Received 17 September 2007; Accepted 28 November 2007

Academic Editor: Yoshinobu Tsujimoto

Copyright © 2007 Chuang Gao et al. This is an open access article distributed under the Creative Commons Attribution License, which permits unrestricted use, distribution, and reproduction in any medium, provided the original work is properly cited.


Wavelet neural network (WNN), which combines the capability of neural network in learning from process and that of wavelet decomposition, was used to study geometry factors on rotating stall in vaneless diffusers.

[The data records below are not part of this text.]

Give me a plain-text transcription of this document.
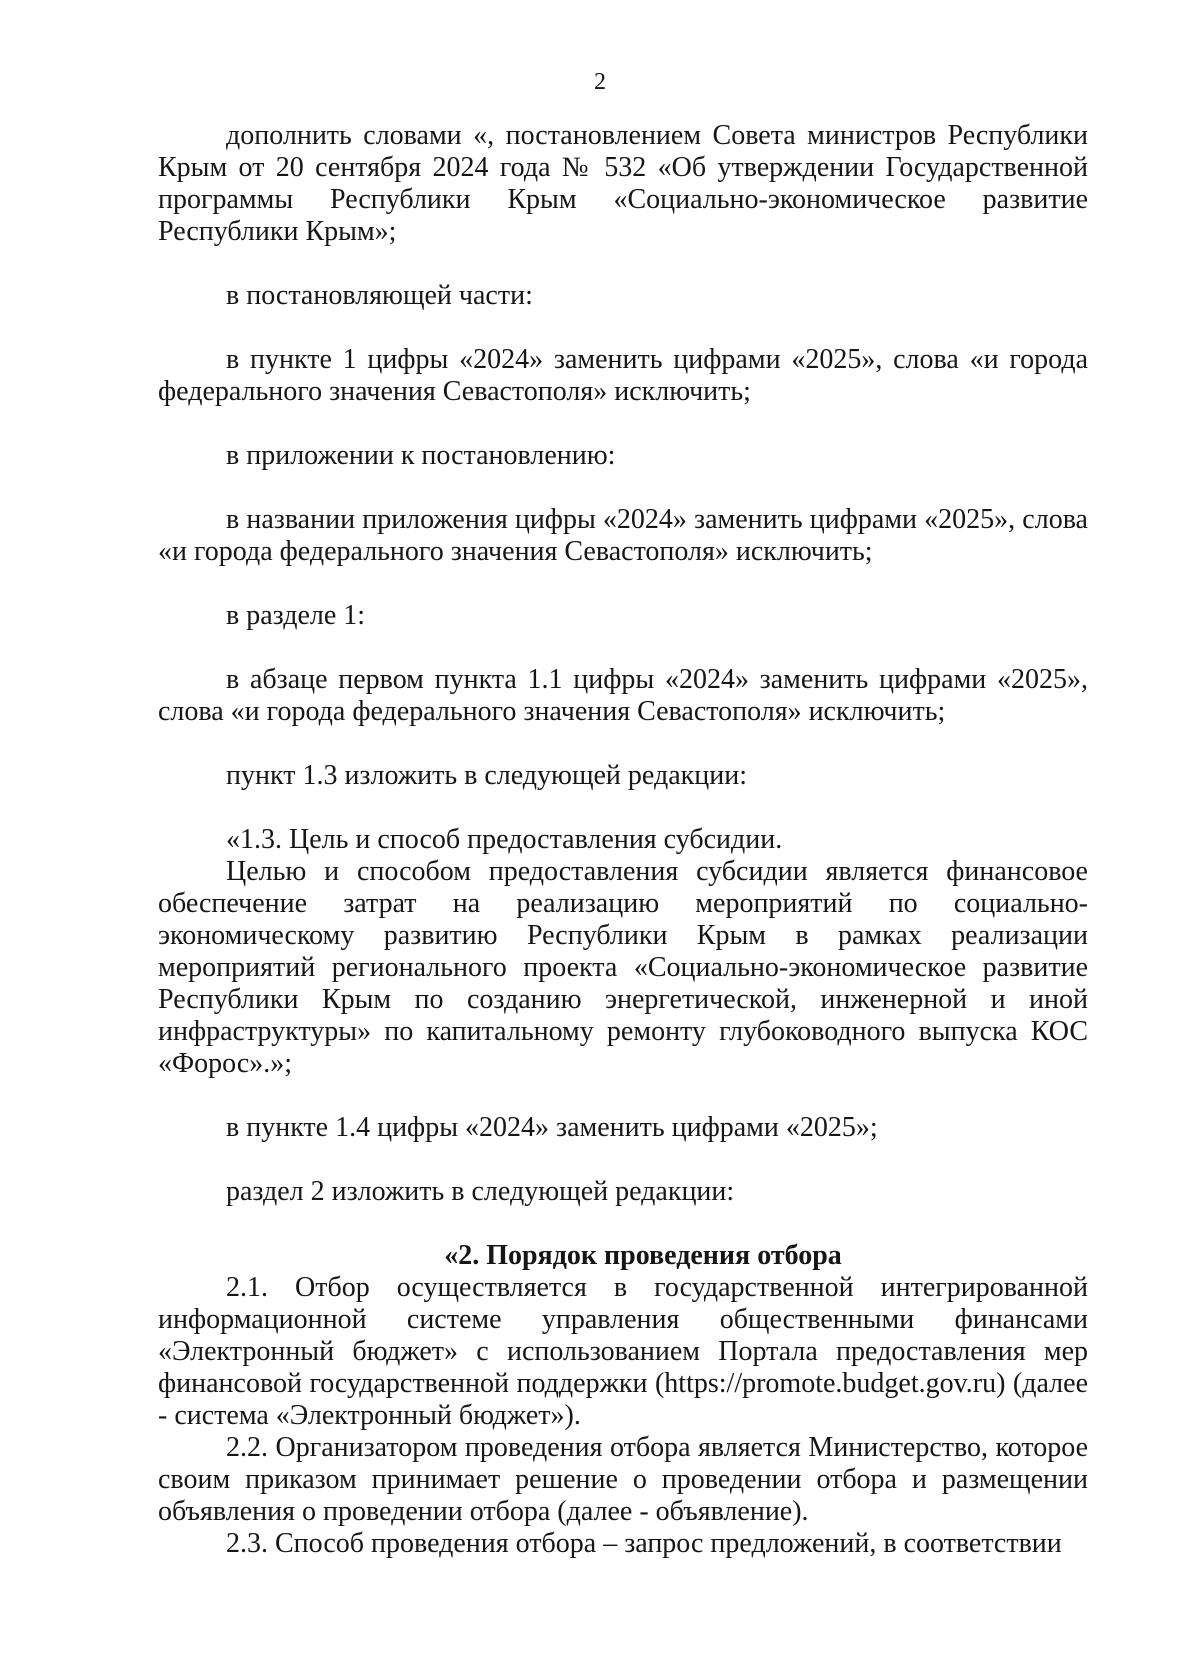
2

дополнить словами «, постановлением Совета министров Республики Крым от 20 сентября 2024 года № 532 «Об утверждении Государственной программы Республики Крым «Социально-экономическое развитие Республики Крым»;

в постановляющей части:

в пункте 1 цифры «2024» заменить цифрами «2025», слова «и города федерального значения Севастополя» исключить;

в приложении к постановлению:

в названии приложения цифры «2024» заменить цифрами «2025», слова «и города федерального значения Севастополя» исключить;

в разделе 1:

в абзаце первом пункта 1.1 цифры «2024» заменить цифрами «2025», слова «и города федерального значения Севастополя» исключить;

пункт 1.3 изложить в следующей редакции:

«1.3. Цель и способ предоставления субсидии.

Целью и способом предоставления субсидии является финансовое обеспечение затрат на реализацию мероприятий по социально-экономическому развитию Республики Крым в рамках реализации мероприятий регионального проекта «Социально-экономическое развитие Республики Крым по созданию энергетической, инженерной и иной инфраструктуры» по капитальному ремонту глубоководного выпуска КОС «Форос».»;

в пункте 1.4 цифры «2024» заменить цифрами «2025»;

раздел 2 изложить в следующей редакции:

«2. Порядок проведения отбора

2.1. Отбор осуществляется в государственной интегрированной информационной системе управления общественными финансами «Электронный бюджет» с использованием Портала предоставления мер финансовой государственной поддержки (https://promote.budget.gov.ru) (далее - система «Электронный бюджет»).

2.2. Организатором проведения отбора является Министерство, которое своим приказом принимает решение о проведении отбора и размещении объявления о проведении отбора (далее - объявление).

2.3. Способ проведения отбора – запрос предложений, в соответствии
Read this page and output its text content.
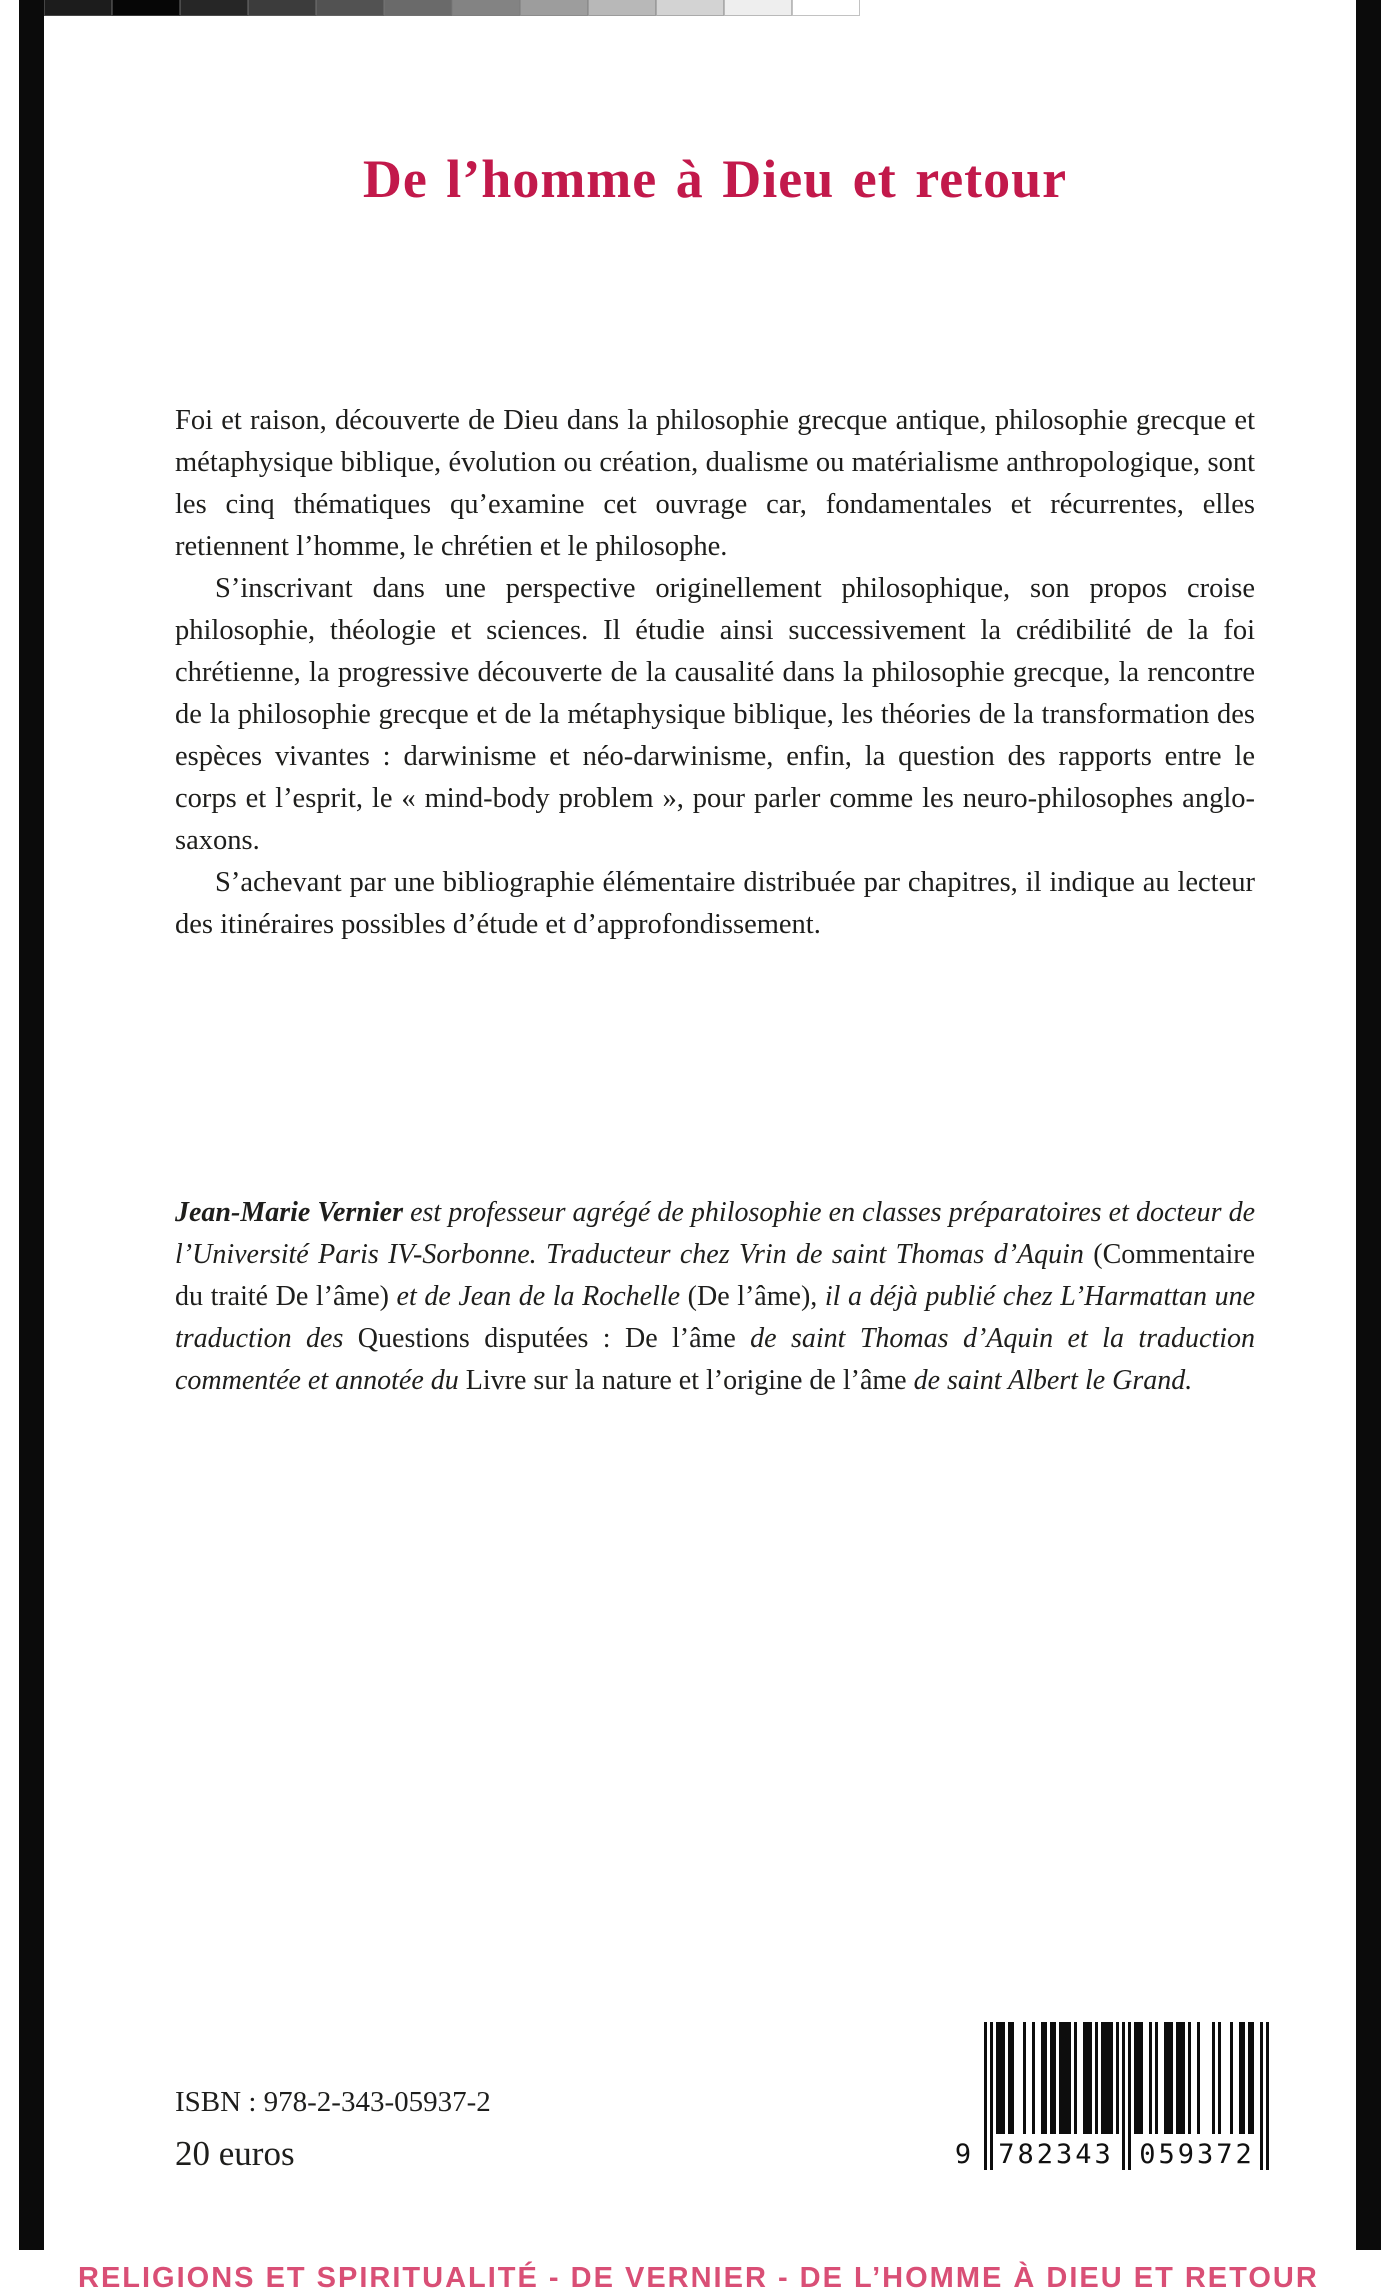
De l’homme à Dieu et retour

Foi et raison, découverte de Dieu dans la philosophie grecque antique, philosophie grecque et métaphysique biblique, évolution ou création, dualisme ou matérialisme anthropologique, sont les cinq thématiques qu’examine cet ouvrage car, fondamentales et récurrentes, elles retiennent l’homme, le chrétien et le philosophe.

S’inscrivant dans une perspective originellement philosophique, son propos croise philosophie, théologie et sciences. Il étudie ainsi successivement la crédibilité de la foi chrétienne, la progressive découverte de la causalité dans la philosophie grecque, la rencontre de la philosophie grecque et de la métaphysique biblique, les théories de la transformation des espèces vivantes : darwinisme et néo-darwinisme, enfin, la question des rapports entre le corps et l’esprit, le « mind-body problem », pour parler comme les neuro-philosophes anglo-saxons.

S’achevant par une bibliographie élémentaire distribuée par chapitres, il indique au lecteur des itinéraires possibles d’étude et d’approfondissement.

Jean-Marie Vernier est professeur agrégé de philosophie en classes préparatoires et docteur de l’Université Paris IV-Sorbonne. Traducteur chez Vrin de saint Thomas d’Aquin (Commentaire du traité De l’âme) et de Jean de la Rochelle (De l’âme), il a déjà publié chez L’Harmattan une traduction des Questions disputées : De l’âme de saint Thomas d’Aquin et la traduction commentée et annotée du Livre sur la nature et l’origine de l’âme de saint Albert le Grand.
ISBN : 978-2-343-05937-2
20 euros	9 782343 059372
RELIGIONS ET SPIRITUALITÉ - DE VERNIER - DE L’HOMME À DIEU ET RETOUR
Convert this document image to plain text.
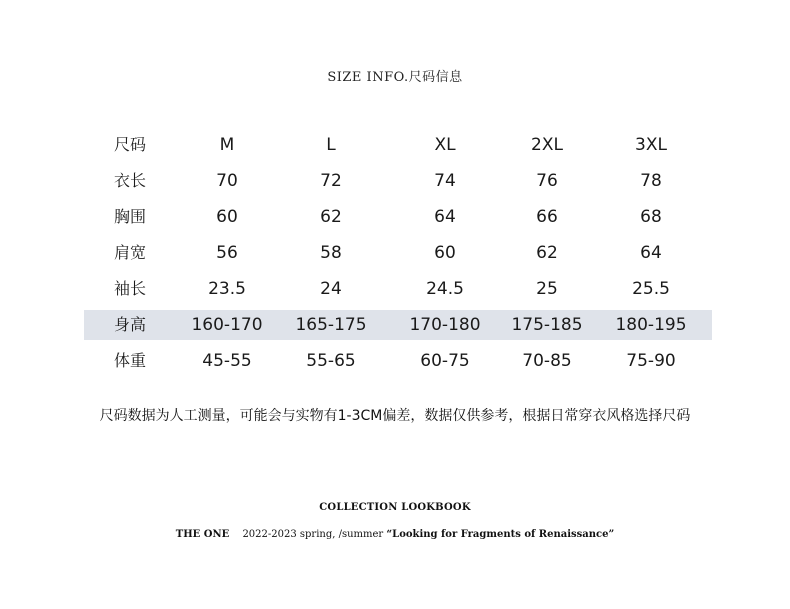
SIZE INFO.尺码信息
尺码	M	L	XL	2XL	3XL
衣长	70	72	74	76	78
胸围	60	62	64	66	68
肩宽	56	58	60	62	64
袖长	23.5	24	24.5	25	25.5
身高	160-170	165-175	170-180	175-185	180-195
体重	45-55	55-65	60-75	70-85	75-90
尺码数据为人工测量，可能会与实物有1-3CM偏差，数据仅供参考，根据日常穿衣风格选择尺码
COLLECTION LOOKBOOK
THE ONE 2022-2023 spring, /summer “Looking for Fragments of Renaissance”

A new error function called cross entropy squared (CSE) function was derived and put forward for the purpose of convergence acceleration. WNN was trained and validated with experimental data from literature. Comparison results showed the reliability. With the trained WNN, detailed investigation was carried out mainly to understand the effects of impeller blade number, blade-exit angle, impeller rotating speed, diffuser radius ratio, and width ratio on stall inception and cell speed of vaneless diffuser. Network results clearly show the existence of distinct stall mechanisms for narrow and wide diffusers, which also make different responses to variation of the above- mentioned parameters.